ASME.MVC.Models.DynamicPage.ContentDetailViewModel ContentDetailViewModel
Recent Webinar Examines Data Discrimination & Algorithmic Bias in AI

Recent Webinar Examines Data Discrimination & Algorithmic Bias in AI

In a recent webinar hosted by All Tech Is Human, experts discussed how artificial intelligence (AI) is commonly misconceived as unbiased, infallible, and omniscient. One webinar panelist, Meredith Broussard, Associate Professor of Data Journalism at NYU, has coined the term “techno-chauvinism,” and defines it as “the idea that technology is always the highest and best solution, and it is superior to the people-based solution.” She went on to discuss how this is a falsehood of AI, and that in fact AI is no more or less biased than the people who have built it. She describes how data discrimination and algorithmic biases can be unintentionally, or intentionally, programmed into technology and shares that in order to create technology that is unbiased, one must first be aware of their own biases and actively working to challenge them.
 
Broussard spoke on the perceived infallibility of AI and stressed the importance of pushing back against the narrative that technology is “superior.” Education, Broussard offers, is an important way to challenge this narrative and mitigate data discrimination and algorithmic biases. Broussard emphasized the need to introduce these subjects as early as kindergarten and continue the conversation across all levels of education.
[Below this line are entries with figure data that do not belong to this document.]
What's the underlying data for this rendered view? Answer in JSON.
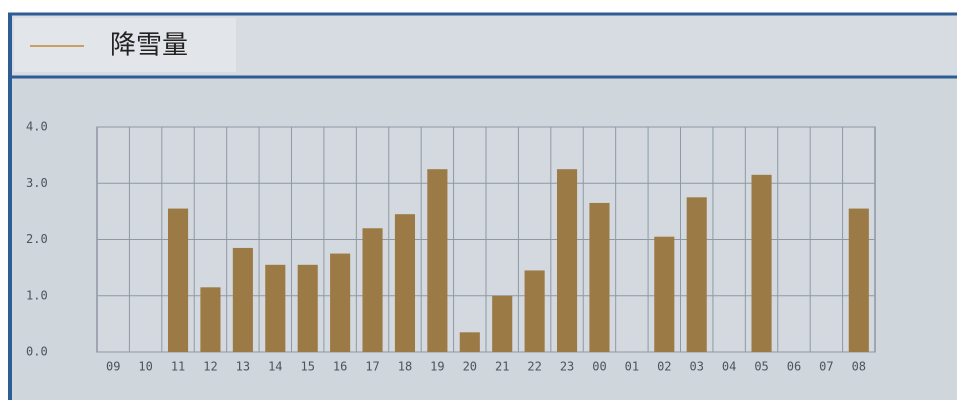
{
  "chart_data": {
    "type": "bar",
    "categories": [
      "09",
      "10",
      "11",
      "12",
      "13",
      "14",
      "15",
      "16",
      "17",
      "18",
      "19",
      "20",
      "21",
      "22",
      "23",
      "00",
      "01",
      "02",
      "03",
      "04",
      "05",
      "06",
      "07",
      "08"
    ],
    "series": [
      {
        "name": "降雪量",
        "color": "#9c7a45",
        "legend_color": "#c8a060",
        "values": [
          0,
          0,
          2.55,
          1.15,
          1.85,
          1.55,
          1.55,
          1.75,
          2.2,
          2.45,
          3.25,
          0.35,
          1.0,
          1.45,
          3.25,
          2.65,
          0,
          2.05,
          2.75,
          0,
          3.15,
          0,
          0,
          2.55
        ]
      }
    ],
    "ylim": [
      0,
      4
    ],
    "yticks": [
      {
        "value": 0,
        "label": "0.0"
      },
      {
        "value": 1,
        "label": "1.0"
      },
      {
        "value": 2,
        "label": "2.0"
      },
      {
        "value": 3,
        "label": "3.0"
      },
      {
        "value": 4,
        "label": "4.0"
      }
    ],
    "grid": true
  }
}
Every K-12 student should be taking courses in computational and media literacy, Broussard said, as well as being taught how to identify disinformation and biases in media. Introducing technology early educates students about how these systems work, and this is an important first step in teaching them how to identify both their own biases and the external ones they see at play.
 
The same webinar featured Dr. Safiya Noble, author of Algorithms of Oppression and Associate Profession in the Department of Information Studies at UCLA. Noble is also the Co-Director of the UCLA Center for Critical Internet Inquiry (C2i2), an interdisciplinary research center committed to transparency, accountability, and critical inquires of the internet and society. Noble briefly mentioned the need for legislation to establish limits in the AI space, particularly in regard to facial recognition software and surveillance, which she noted are disproportionately weaponized against people of color. Through C2i2, she hopes to provide a space for people who are interested in issues of the digital world as well as educate her peers in the field about how systems can be imbedded with biases.
 
In a similar vein, ASME’s Public Affairs and Outreach (PAO) Council recently heard from Joanna Bryson, Professor of Ethics and Technology at the Hertie School in Berlin. In her presentation, Bryson elaborated on how biases can be intentional or unintentional and made a point to refute the common misconception that AI is unbiased. Rather, she said that AI is a human artifact deliberately built to facilitate its creator’s intentions and thus replicate its creator’s biases. Bryson defined three types of AI bias: implicit, accidental, and deliberate. The significance behind the source of bias depends on the ramifications: for example, a soap dispenser that could not recognize black people’s hands while noticing white people’s hands easily could be accidental bias; facial recognition software that is more able to identify a man’s face than a woman’s, or a white person’s face but not a black person’s face, could be implicit or even deliberate.
 
These biases can be avoided, Bryson noted, by improving machines’ designs and by ensuring diverse teams prior to creation. Even deliberate bias can be challenged through audits, regulations, and development accountability. In order to trust a technology that implements artificial intelligence, one must be able to trust its maker, and this trust can be built through accountability, transparency, and due diligence.
 
Accountability in the digital world has been in the spotlight in recent weeks as companies evaluate the many ways their technology may be used—or abused—by others. In June, Amazon said it would put a one-year pause on letting the police force use its facial recognition tool. Although the company did not give a reason for the change, it noted that the pause “might give Congress enough time to put in place appropriate rules” for the ethical use of facial recognition. There is currently no national law regulating facial recognition, but the Justice in Policing Act of 2020 (H.R.7120) introduced in the House on June 8would ban the use of facial recognition technology with police recording equipment.